"For just as the spirit of the artist is both flame and fever, so the woman who longs to be licked by tongues of flame will at the same time do her best to quench the fever and bring down the artist to common ground."
It is somewhat remarkable that such a slim volume fits so much in. I literally tore through this and part of it, I have to admit, was 'hate' reading. You know that feeling when you detest a character so much and yet you are fascinated by them? That's what happened here for me. The narrator is, to be honest, a bit of a dick. He is emotionally removed from the women he hooks up with and so caught up in his own story as if to be an almost a non-entity.
His notion of literary greatness and the requirements of achieving it, his immense distaste for his origins and his family are disturbing. I guess one of the most worrying elements is how much his self absorbed, self-loathing is at times repulsive, and at others familiar. Particularly for someone like me that always had the feeling they were a square peg in a round hole. That can easily verge on self indulgent.
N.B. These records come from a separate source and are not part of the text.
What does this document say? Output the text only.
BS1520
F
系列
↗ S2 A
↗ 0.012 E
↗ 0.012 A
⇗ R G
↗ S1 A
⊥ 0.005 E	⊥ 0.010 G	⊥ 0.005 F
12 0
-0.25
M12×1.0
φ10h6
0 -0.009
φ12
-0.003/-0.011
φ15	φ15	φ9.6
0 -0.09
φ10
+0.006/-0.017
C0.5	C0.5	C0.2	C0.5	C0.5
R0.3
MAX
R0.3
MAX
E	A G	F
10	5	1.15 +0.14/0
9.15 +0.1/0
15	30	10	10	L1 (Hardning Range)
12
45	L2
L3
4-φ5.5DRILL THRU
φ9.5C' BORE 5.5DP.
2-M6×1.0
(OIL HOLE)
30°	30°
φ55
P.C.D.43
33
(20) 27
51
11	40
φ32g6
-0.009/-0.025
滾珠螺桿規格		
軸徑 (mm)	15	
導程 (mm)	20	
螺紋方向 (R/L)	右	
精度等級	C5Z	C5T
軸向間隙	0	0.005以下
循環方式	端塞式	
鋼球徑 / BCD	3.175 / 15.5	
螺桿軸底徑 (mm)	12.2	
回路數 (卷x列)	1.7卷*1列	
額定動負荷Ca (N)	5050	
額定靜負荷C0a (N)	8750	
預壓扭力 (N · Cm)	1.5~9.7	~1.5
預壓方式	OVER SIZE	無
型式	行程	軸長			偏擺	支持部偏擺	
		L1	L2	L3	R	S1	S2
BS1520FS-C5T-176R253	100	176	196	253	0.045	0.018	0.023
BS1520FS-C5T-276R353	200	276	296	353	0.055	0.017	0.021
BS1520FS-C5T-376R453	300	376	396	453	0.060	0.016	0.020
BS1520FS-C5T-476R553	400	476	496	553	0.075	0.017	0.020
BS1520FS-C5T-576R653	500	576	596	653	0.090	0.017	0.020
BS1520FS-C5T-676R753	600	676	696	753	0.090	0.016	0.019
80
This tale of a young would-be literary giant leaving his origins in South Africa far behind with an attempt at reinvention in London in the 60s is so well realised. I was there, I experienced the feelings, or lack there of. This is pretty amazing writing, despite me really not loving the frustration of the subject matter. It is a frustration we all feel at some time or another and feel so vividly in youth. Hence, why this book gets top marks from me and why the title is so apt.
5 out of 5 frustrated writers are self flagellating.